Mesmo curados, os pacientes persistem com um risco cardiovascular acima da
população geral.

Alterações psiquiátricas

Estão presentes em mais de 70% dos pacientes, incluindo ansiedade, depressão


e psicose. Prejuízo de memória e de cognição podem também ocorrer,
aparentemente associado à redução do volume cerebral, revertida lentamente
após a cura hormonal.

Irregularidades menstruais

Estão presentes em até 80% das mulheres, sendo a amenorreia e a


oligomenorreia as mais comuns. São relacionadas ao grau de supressão do
hormônio liberador das gonadotrofinas (GnRH) pelo excesso de
glicocorticosteroide na DCG, mas também pode haver participação do
hiperandrogenismo.

Outras características frequentes são osteopenia ou osteoporose (incomuns na


obesidade exógena), infecções fúngicas (tinea versicolor e ungueal), calculose
renal, e hiperpigmentação de áreas expostas ao sol, regiões de dobras e cicatrizes
nas formas ACTH-dependentes.

DIAGNÓSTICO

A investigação do hipercortisolismo deve seguir uma sequência lógica, em geral


por etapas, levando-se em conta que é um distúrbio raro cujos exames
diagnósticos não têm acurácia suficiente para definir ou afastar essa hipótese
diagnóstica quando o quadro clínico não é muito característico e a probabilidade
diagnóstica torna-se relativamente baixa. Exames desnecessários frequentemente
resultam em interpretações equivocadas e erros diagnósticos. Além disso, a
investigação laboratorial não deve ser realizada durante o uso de anticoncepção
hormonal, que deverá ser suspensa pelo menos por 30 dias, para evitar resultados
falso-positivos.

A investigação da SCG se inicia pela confirmação do hipercortisolismo endógeno,


é seguida pela classificação em dependente ou independente de ACTH, conforme
os níveis séricos do ACTH matinal, e só então pelo diagnóstico anatômico por
meio da imagem.

Etapa 1: confirmação do hipercortisolismo

Dosagem de cortisol livre urinário (urina de 24 horas)

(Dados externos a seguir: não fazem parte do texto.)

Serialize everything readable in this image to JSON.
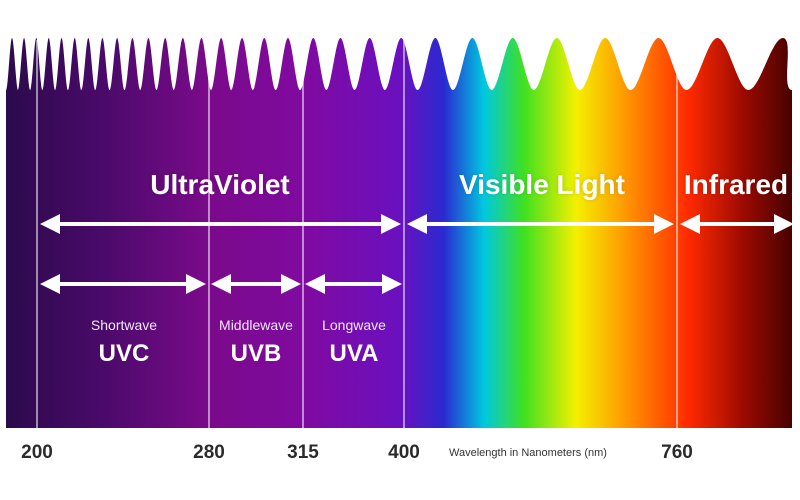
{
  "regions": {
    "ultraviolet": "UltraViolet",
    "visible": "Visible Light",
    "infrared": "Infrared"
  },
  "bands": [
    {
      "sub": "Shortwave",
      "name": "UVC"
    },
    {
      "sub": "Middlewave",
      "name": "UVB"
    },
    {
      "sub": "Longwave",
      "name": "UVA"
    }
  ],
  "ticks": [
    "200",
    "280",
    "315",
    "400",
    "760"
  ],
  "axis_caption": "Wavelength in Nanometers (nm)",
  "colors": {
    "uv_dark": "#2a0a4a",
    "uv_mid": "#7a0a8a",
    "uv_violet": "#6a10c0",
    "blue": "#2a2ad0",
    "cyan": "#00c8e0",
    "green": "#40e020",
    "yellow": "#f4f000",
    "orange": "#ff8c00",
    "red": "#ff2a00",
    "ir_dark": "#3a0000"
  }
}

Exame com alta sensibilidade em condições adequadas de coleta e na presença


de função renal normal. Pode estar subestimado em pacientes com insuficiência
renal (clearence creatinina < 60 mL/min). Recomenda-se a realização de mais de
um exame, em 2 ou 3 dias distintos, pois a hipercortisolúria pode ser intermitente.
A perda urinária durante a coleta pode resultar em falso-negativo, portanto o
volume urinário deve ser checado (o resultado é expresso como cortisolúria de 24
horas). Pode também haver falso-positivos se houver poliúria >5 L/dia.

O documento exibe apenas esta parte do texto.